Detection of Babesia Subspecies from Naturally Infected Dog Blood by RFLP-PCR
Blood from one year old female Boxer dog showing clinical and haematological sings of babesiosis, including fever(40°C), anaemia (RBC: 3.04/L), low haematocrit ( 21.3 percent), haemoglobinemia (7.3 g/L), was taken in Istanbul in September 2002. Examination of Giemsa-stained blood smear revealed the presence of Babesia parasites, which have morphology (pear shaped parasites) and size (4.5-5.0µm) typical of the large Babesia.
The molecular typing of the canine blood sample was performed with the PCR-RFLP assay and confirmed the presence of a B. canis vogeli subspecies in the infected dog.

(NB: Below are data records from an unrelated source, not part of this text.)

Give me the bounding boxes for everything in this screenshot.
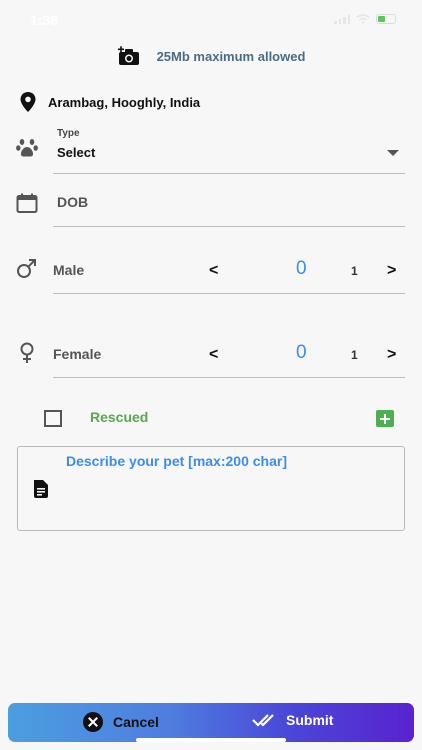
rescued-row: Rescued [44, 408, 394, 430]
female-increment-button[interactable]: > [387, 346, 396, 364]
action-bar: Cancel Submit [8, 703, 414, 742]
rescued-label: Rescued [90, 409, 149, 425]
chevron-down-icon[interactable] [387, 150, 399, 156]
submit-button[interactable]: Submit [252, 712, 333, 728]
status-icons [334, 14, 396, 24]
male-decrement-button[interactable]: < [209, 262, 218, 280]
cancel-label: Cancel [113, 714, 159, 730]
rescued-checkbox[interactable] [44, 410, 62, 427]
male-counter: Male < 0 1 > [53, 248, 405, 294]
description-placeholder: Describe your pet [max:200 char] [66, 453, 287, 469]
male-increment-button[interactable]: > [387, 262, 396, 280]
close-icon [83, 712, 103, 732]
male-icon [17, 259, 36, 278]
male-label: Male [53, 262, 85, 278]
dob-placeholder: DOB [57, 194, 89, 210]
status-time: 1:38 [30, 12, 59, 28]
location-row[interactable]: Arambag, Hooghly, India [20, 92, 200, 112]
battery-icon [376, 14, 396, 24]
calendar-icon [16, 193, 38, 213]
female-count: 0 [296, 342, 307, 363]
location-pin-icon [20, 92, 36, 112]
home-indicator [136, 738, 286, 742]
double-check-icon [252, 714, 274, 727]
cancel-button[interactable]: Cancel [83, 712, 159, 732]
document-icon [34, 480, 48, 498]
wifi-icon [356, 14, 370, 24]
location-text: Arambag, Hooghly, India [48, 94, 201, 110]
description-textarea[interactable]: Describe your pet [max:200 char] [17, 446, 405, 531]
female-step: 1 [351, 348, 358, 362]
add-camera-icon[interactable] [117, 46, 141, 66]
type-value: Select [57, 145, 96, 160]
male-step: 1 [351, 264, 358, 278]
upload-limit-text: 25Mb maximum allowed [156, 48, 306, 64]
female-counter: Female < 0 1 > [53, 332, 405, 378]
paw-icon [16, 139, 38, 157]
dob-field[interactable]: DOB [53, 186, 405, 227]
signal-icon [334, 14, 350, 24]
photo-upload-row[interactable]: 25Mb maximum allowed [0, 42, 422, 70]
female-decrement-button[interactable]: < [209, 346, 218, 364]
add-icon[interactable] [376, 410, 394, 427]
female-label: Female [53, 346, 102, 362]
type-label: Type [57, 128, 80, 139]
type-dropdown[interactable]: Type Select [53, 126, 405, 174]
female-icon [20, 342, 34, 363]
status-bar: 1:38 [0, 0, 422, 40]
submit-label: Submit [286, 712, 334, 728]
male-count: 0 [296, 258, 307, 279]
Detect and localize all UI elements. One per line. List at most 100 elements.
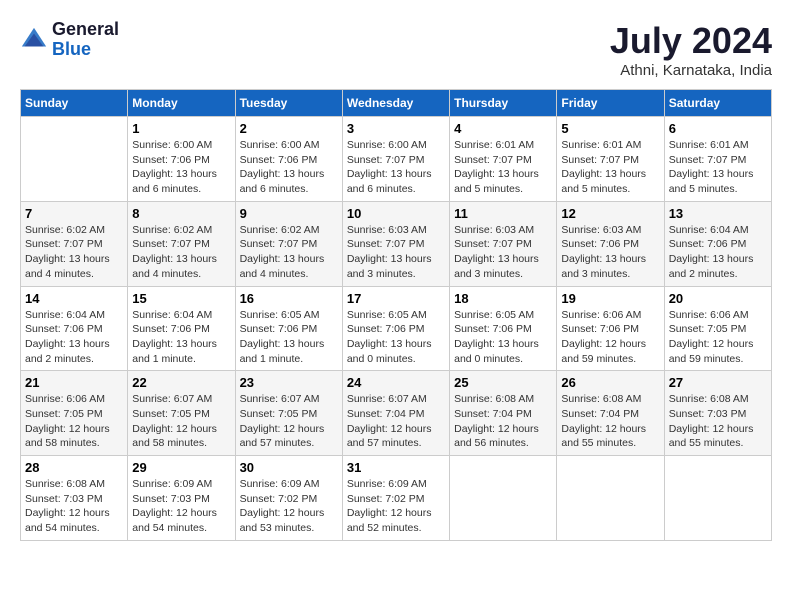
day-cell: 25 Sunrise: 6:08 AM Sunset: 7:04 PM Dayli… [450, 371, 557, 456]
day-info: Sunrise: 6:07 AM Sunset: 7:04 PM Dayligh… [347, 392, 445, 451]
col-header-monday: Monday [128, 90, 235, 117]
location: Athni, Karnataka, India [610, 62, 772, 79]
day-cell: 26Sunrise: 6:08 AM Sunset: 7:04 PM Dayli… [557, 371, 664, 456]
day-info: Sunrise: 6:06 AM Sunset: 7:06 PM Dayligh… [561, 308, 659, 367]
day-cell: 31 Sunrise: 6:09 AM Sunset: 7:02 PM Dayli… [342, 456, 449, 541]
day-number: 27 [669, 375, 767, 390]
day-number: 19 [561, 291, 659, 306]
day-cell: 3 Sunrise: 6:00 AM Sunset: 7:07 PM Daylig… [342, 117, 449, 202]
day-number: 5 [561, 121, 659, 136]
day-number: 4 [454, 121, 552, 136]
day-number: 8 [132, 206, 230, 221]
day-info: Sunrise: 6:03 AM Sunset: 7:07 PM Dayligh… [347, 223, 445, 282]
logo: General Blue [20, 20, 119, 60]
day-info: Sunrise: 6:08 AM Sunset: 7:03 PM Dayligh… [669, 392, 767, 451]
day-info: Sunrise: 6:09 AM Sunset: 7:02 PM Dayligh… [347, 477, 445, 536]
day-info: Sunrise: 6:06 AM Sunset: 7:05 PM Dayligh… [669, 308, 767, 367]
day-cell: 4 Sunrise: 6:01 AM Sunset: 7:07 PM Daylig… [450, 117, 557, 202]
week-row: 28Sunrise: 6:08 AM Sunset: 7:03 PM Dayli… [21, 456, 772, 541]
day-cell [664, 456, 771, 541]
day-info: Sunrise: 6:03 AM Sunset: 7:06 PM Dayligh… [561, 223, 659, 282]
title-block: July 2024 Athni, Karnataka, India [610, 20, 772, 79]
day-number: 17 [347, 291, 445, 306]
logo-icon [20, 26, 48, 54]
day-number: 23 [240, 375, 338, 390]
day-cell: 9 Sunrise: 6:02 AM Sunset: 7:07 PM Daylig… [235, 201, 342, 286]
header-row: SundayMondayTuesdayWednesdayThursdayFrid… [21, 90, 772, 117]
col-header-saturday: Saturday [664, 90, 771, 117]
page-header: General Blue July 2024 Athni, Karnataka,… [20, 20, 772, 79]
week-row: 21Sunrise: 6:06 AM Sunset: 7:05 PM Dayli… [21, 371, 772, 456]
day-cell: 7Sunrise: 6:02 AM Sunset: 7:07 PM Daylig… [21, 201, 128, 286]
day-number: 22 [132, 375, 230, 390]
day-number: 9 [240, 206, 338, 221]
day-number: 12 [561, 206, 659, 221]
day-info: Sunrise: 6:06 AM Sunset: 7:05 PM Dayligh… [25, 392, 123, 451]
day-info: Sunrise: 6:00 AM Sunset: 7:06 PM Dayligh… [132, 138, 230, 197]
day-cell: 24 Sunrise: 6:07 AM Sunset: 7:04 PM Dayli… [342, 371, 449, 456]
day-number: 29 [132, 460, 230, 475]
day-number: 10 [347, 206, 445, 221]
week-row: 7Sunrise: 6:02 AM Sunset: 7:07 PM Daylig… [21, 201, 772, 286]
col-header-sunday: Sunday [21, 90, 128, 117]
day-number: 14 [25, 291, 123, 306]
day-number: 24 [347, 375, 445, 390]
week-row: 1Sunrise: 6:00 AM Sunset: 7:06 PM Daylig… [21, 117, 772, 202]
day-info: Sunrise: 6:07 AM Sunset: 7:05 PM Dayligh… [240, 392, 338, 451]
logo-text: General Blue [52, 20, 119, 60]
day-info: Sunrise: 6:01 AM Sunset: 7:07 PM Dayligh… [454, 138, 552, 197]
day-number: 6 [669, 121, 767, 136]
day-number: 18 [454, 291, 552, 306]
day-number: 15 [132, 291, 230, 306]
day-cell: 28Sunrise: 6:08 AM Sunset: 7:03 PM Dayli… [21, 456, 128, 541]
col-header-tuesday: Tuesday [235, 90, 342, 117]
day-cell: 20 Sunrise: 6:06 AM Sunset: 7:05 PM Dayli… [664, 286, 771, 371]
day-info: Sunrise: 6:01 AM Sunset: 7:07 PM Dayligh… [669, 138, 767, 197]
day-cell: 19 Sunrise: 6:06 AM Sunset: 7:06 PM Dayli… [557, 286, 664, 371]
day-cell: 14 Sunrise: 6:04 AM Sunset: 7:06 PM Dayli… [21, 286, 128, 371]
day-cell: 1Sunrise: 6:00 AM Sunset: 7:06 PM Daylig… [128, 117, 235, 202]
day-info: Sunrise: 6:02 AM Sunset: 7:07 PM Dayligh… [240, 223, 338, 282]
day-number: 31 [347, 460, 445, 475]
day-info: Sunrise: 6:02 AM Sunset: 7:07 PM Dayligh… [132, 223, 230, 282]
day-info: Sunrise: 6:05 AM Sunset: 7:06 PM Dayligh… [347, 308, 445, 367]
day-info: Sunrise: 6:00 AM Sunset: 7:07 PM Dayligh… [347, 138, 445, 197]
day-cell: 30 Sunrise: 6:09 AM Sunset: 7:02 PM Dayli… [235, 456, 342, 541]
day-info: Sunrise: 6:04 AM Sunset: 7:06 PM Dayligh… [669, 223, 767, 282]
day-cell: 27 Sunrise: 6:08 AM Sunset: 7:03 PM Dayli… [664, 371, 771, 456]
day-number: 30 [240, 460, 338, 475]
day-cell: 18 Sunrise: 6:05 AM Sunset: 7:06 PM Dayli… [450, 286, 557, 371]
day-cell: 8 Sunrise: 6:02 AM Sunset: 7:07 PM Daylig… [128, 201, 235, 286]
day-number: 20 [669, 291, 767, 306]
day-cell: 2Sunrise: 6:00 AM Sunset: 7:06 PM Daylig… [235, 117, 342, 202]
day-cell: 11 Sunrise: 6:03 AM Sunset: 7:07 PM Dayli… [450, 201, 557, 286]
day-info: Sunrise: 6:09 AM Sunset: 7:02 PM Dayligh… [240, 477, 338, 536]
calendar-table: SundayMondayTuesdayWednesdayThursdayFrid… [20, 89, 772, 541]
day-info: Sunrise: 6:02 AM Sunset: 7:07 PM Dayligh… [25, 223, 123, 282]
day-cell: 10 Sunrise: 6:03 AM Sunset: 7:07 PM Dayli… [342, 201, 449, 286]
day-cell: 21Sunrise: 6:06 AM Sunset: 7:05 PM Dayli… [21, 371, 128, 456]
day-number: 3 [347, 121, 445, 136]
day-cell [21, 117, 128, 202]
day-number: 16 [240, 291, 338, 306]
day-number: 11 [454, 206, 552, 221]
day-number: 2 [240, 121, 338, 136]
day-number: 25 [454, 375, 552, 390]
day-cell: 17 Sunrise: 6:05 AM Sunset: 7:06 PM Dayli… [342, 286, 449, 371]
day-cell: 16 Sunrise: 6:05 AM Sunset: 7:06 PM Dayli… [235, 286, 342, 371]
day-cell [450, 456, 557, 541]
day-info: Sunrise: 6:04 AM Sunset: 7:06 PM Dayligh… [132, 308, 230, 367]
day-info: Sunrise: 6:05 AM Sunset: 7:06 PM Dayligh… [240, 308, 338, 367]
day-number: 28 [25, 460, 123, 475]
day-cell: 12 Sunrise: 6:03 AM Sunset: 7:06 PM Dayli… [557, 201, 664, 286]
day-info: Sunrise: 6:08 AM Sunset: 7:04 PM Dayligh… [561, 392, 659, 451]
day-cell: 6 Sunrise: 6:01 AM Sunset: 7:07 PM Daylig… [664, 117, 771, 202]
day-info: Sunrise: 6:03 AM Sunset: 7:07 PM Dayligh… [454, 223, 552, 282]
day-cell: 15 Sunrise: 6:04 AM Sunset: 7:06 PM Dayli… [128, 286, 235, 371]
day-info: Sunrise: 6:09 AM Sunset: 7:03 PM Dayligh… [132, 477, 230, 536]
day-info: Sunrise: 6:08 AM Sunset: 7:04 PM Dayligh… [454, 392, 552, 451]
day-cell: 13Sunrise: 6:04 AM Sunset: 7:06 PM Dayli… [664, 201, 771, 286]
day-info: Sunrise: 6:05 AM Sunset: 7:06 PM Dayligh… [454, 308, 552, 367]
day-info: Sunrise: 6:04 AM Sunset: 7:06 PM Dayligh… [25, 308, 123, 367]
col-header-thursday: Thursday [450, 90, 557, 117]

Polymerase chain reaction (PCR) was first applied to diagnosis of canine babesiosis in Turkey
The 400 bp size of the piroA/piroB amplified fragment correspond to the expected size for B. canis species (whatever the subspecies involved) and as expected for the identification of B. canis vogeli, the piroA/piroB PCR fragment from Turkish canine blood sample was digested by the restriction enzyme TaqI but not Hinf I. As controls, the piroA/piroB PCR fragment B. canis rossi (South African subspecies) is digested by Hinf I but not TaqI and the piroA/piroB PCR fragment B. canis (European subspecies) is not digested by these two restriction enzymes. The PCR-RFLP assay described here to type the blood sample from Turkey revealed the presence of a B. canis vogeli subspecies in the infected dog.